Twenty-one days at sea had left her longing to cook with ingredients from home. But she felt exhausted and confused
with the effort. She felt utterly tired in a way she never had before. And worse, she felt an alien among the de Silva brothers. Struggling with these emotions she told Thornton crossly, ‘In future, don’t start talking about Meeka to them.’ Adding, ‘What do they know about children?’
Thornton grunted. Although he agreed with her he would not admit it. The discussion over Anna-Meeka’s future worried him more than he was prepared to say.
‘We are here because the predictions of war have become an actuality,’ he reminded Savitha. ‘Anna-Meeka will have every opportunity in this country. She
will
become a doctor, I tell you.’
Savitha folded her lips. Worry buzzed around her head, moving pointlessly, like flies. Had they taken so momentous a step too lightly? Should they have waited a little longer? Surely only time could tell how clever Anna-Meeka
really
was. Time was what they all needed.
‘It’s too early to say what she’ll become. We’re from another culture; we have to settle first,’ she told Thornton. She did not ask how long this might take. She did not want to think of that. ‘I want her to be happy,’ she said slowly. ‘That’s what’s important. I can’t bear it, if all we’ve done is bring her to an unhappy place.’ She struggled to express her own hopes for Anna-Meeka in the face of Thornton’s confusion. ‘I want her to sing again,’ she said abruptly, feeling her eyes prick with unexpected tears. ‘She used to sing all the time. I don’t know if you’ve noticed but she stopped as soon as we were on the boat.’
‘Sing?’ asked Thornton, looking at her amazed. ‘Why of course she won’t stop singing! What are you talking about? And if she studies hard and becomes a doctor, of course she’ll be happy.’ He frowned, feeling both annoyed and uneasy. Savitha had a knack of unnerving him.
‘Perhaps she’ll want to do music,’ Savitha said tentatively.
She knew nothing about music. All she knew was that the nuns in Ceylon had said her daughter was musical. They had told Grace that Meeka had a very good ear and could play any tune she heard. Savitha had caught the tail end of Alicia’s performances, in the days when music had still filled the house in Station Road.
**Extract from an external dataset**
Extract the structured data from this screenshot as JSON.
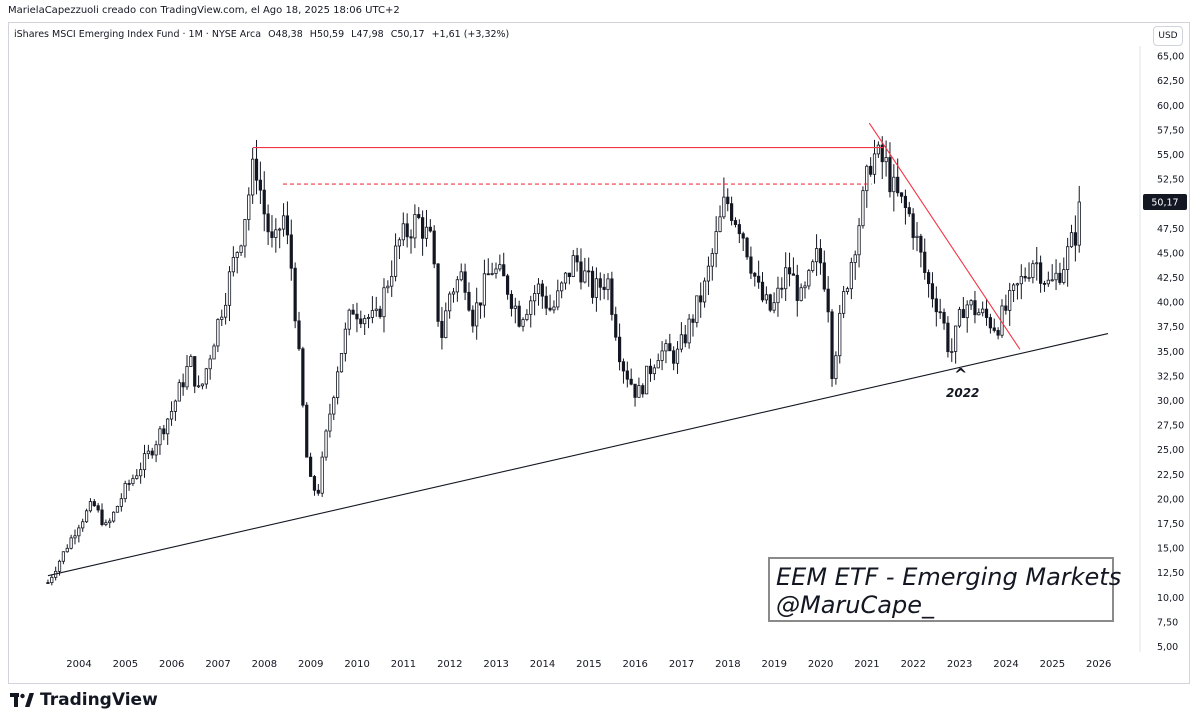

Now she hesitated.
‘She may be as musical as Alicia, you know?’ she said.
But at this Thornton shook his head vehemently and stood up.
‘No, no,’ he said firmly. ‘Not music, men. Let’s not talk about that. Think of my poor sister’s life now, will you? She has nothing now the music’s gone. Not music, Savitha. For enjoyment, yes, but not in any other way. If Alicia had had another profession, if she had been a doctor, she would be working now, going out, meeting people. She would be able to –’
He broke off and clamped his mouth shut. Savitha fell silent. She had never understood why Thornton connected Sunil’s death with Alicia’s music.